キラメックス 村田雅行社長(右)、樋口信吾コンテンツプロデューサー。

「先払いでレストランの食事券を購入するサービスはこれまでになかったので、リリース前から不安でしたが予定していた200枚が売り切れてホッとしました」と村田氏。

 5000円のサムギョプサルのコース、飲み放題付きを2500円と半額で販売したインパクトもあったのだろう。順調なスタートを切ることができた。200枚のクーポンが売り切れるのに要したのは12時間だった。

 飲食をターゲットとしたのは、村田氏によれば「ターゲットが広く、利用してもらいやすいから」で、クーポンの有効期限は2〜3ヶ月に設定している。手数料率は現状30%程度に設定している。

 ただしどこにでもあるものでなく、エッジのかかった内容でなければ肝心なリピートにはつながらないと、キラメックスではレストランをセレクトして営業している。

 ページビューは月間4〜5万であるが、50〜80%引という破格値で売り出すクーポンだけに最近は売れるスピードが早くなり、100枚程度の限定クーポンだと5分くらいで売り切れることもあるそうだ。
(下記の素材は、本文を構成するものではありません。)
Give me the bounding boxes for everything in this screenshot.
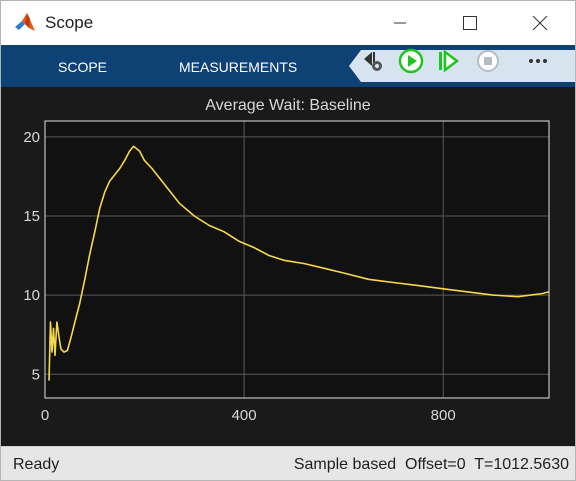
run-button[interactable] <box>397 45 425 77</box>
plot-axes-background <box>45 121 549 398</box>
run-icon <box>398 48 424 74</box>
scope-display[interactable]: 0 400 800 5 10 15 20 Average Wait: Baseline <box>1 87 575 446</box>
stop-icon <box>477 50 499 72</box>
y-tick-label: 15 <box>23 208 40 225</box>
tab-scope[interactable]: SCOPE <box>58 59 108 75</box>
more-options-button[interactable] <box>523 45 553 77</box>
plot-title: Average Wait: Baseline <box>205 97 371 114</box>
x-tick-label: 800 <box>431 407 456 424</box>
step-forward-button[interactable] <box>434 45 462 77</box>
step-back-settings-icon <box>364 52 382 71</box>
average-wait-trace <box>48 145 549 381</box>
maximize-icon <box>463 16 477 30</box>
close-icon <box>532 15 548 31</box>
minimize-button[interactable] <box>377 1 423 45</box>
title-bar[interactable]: Scope <box>1 1 575 45</box>
stop-button[interactable] <box>474 45 502 77</box>
more-options-icon <box>529 59 547 63</box>
plot-canvas: 0 400 800 5 10 15 20 <box>23 120 550 424</box>
tab-measurements[interactable]: MEASUREMENTS <box>179 59 298 75</box>
y-tick-label: 10 <box>23 287 40 304</box>
status-sample-info: Sample based Offset=0 T=1012.5630 <box>293 456 569 473</box>
step-forward-icon <box>439 49 460 73</box>
close-button[interactable] <box>517 1 563 45</box>
minimize-icon <box>394 22 406 24</box>
toolstrip: SCOPE MEASUREMENTS <box>1 45 575 87</box>
window-title: Scope <box>45 13 94 32</box>
status-bar: Ready Sample based Offset=0 T=1012.5630 <box>1 446 575 480</box>
status-ready: Ready <box>13 456 60 473</box>
step-back-settings-button[interactable] <box>359 45 387 77</box>
y-tick-label: 20 <box>23 129 40 146</box>
plot-axes-border <box>44 120 550 399</box>
x-tick-label: 400 <box>232 407 257 424</box>
x-tick-label: 0 <box>41 407 49 424</box>
matlab-logo-icon <box>15 13 35 31</box>
y-tick-label: 5 <box>32 366 40 383</box>
maximize-button[interactable] <box>447 1 493 45</box>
 告知は1つのエリアにつき1日1店を集中的に、ツイッター、フェイスブックを中心に定期的につぶやいて、「現在20人が購入しクーポンが成立しました」、「残り20枚ですからお急ぎください」といったように実況するので、ネットを見ている人はついつい購入したくなる。このあたりの駆け引きの心理はオークションに似ている。

「基本は商品の割引を広告費と考えていただきたいです。ユーザーにとっては非常にお得でインパクトがありますから、集客に効果があります。雑誌やフリーペーバーのクーポンはどれだけのお客様が来るのかわかりません。カウポンは先に数量を決めてクレジット払いで売り切っていますから、それだけの集客をあらかじめ見込めるわけです」と村田氏は、従来のクーポンになかった集客の確実性を強調した。


「カウポン」ホームページでは店舗情報にも力を入れている。

 しかも副次的な効果として、クーポン購入者が購入していない人も連れてきたり、時間を延長したり、飲み放題が付いていないなら付けてくれたりと、クーポンにプラスアルファで正規の値段を結構払ってくれるそうだ。なので、商品力とやり方次第では広告費に使った金額を回収するのに、さほど苦労しないケースもあるそうだ。

 たとえば購入を1人何枚までと条件を設定することも可能だ。男女や年齢で条件は付けられないが、ネイルのような一部商品の性質によって女性限定も受け付けている。

 営業面では担当者がしっかりと必ず店舗にまで出向いて、仕組みを説明しプランを提案する。ベンチャーらしい小回りの良さが、「カウポン」の特徴と言えようか。

 東京からサービスをスタートしたが、千葉を皮切りに京阪神などにも進出を予定している。地方は代理店に店舗開拓を任せ、クーポンの発行自体は自社で行う。今年中に全国10エリアの展開を予定している。また、今後は東京を幾つかのエリアに分割することも考えていく。

 既にクーポンをリピートしたいといった依頼もあるが、有効期限が切れてから2、3ヶ月後を推奨しており、短期間での連発は勧めていない。

 クーポン発行時はアクセスが集中し、サーバダウンするケースもあったことから、システム増強にかかっており、顧客が安心して利用できるクーポンサービスを目指している。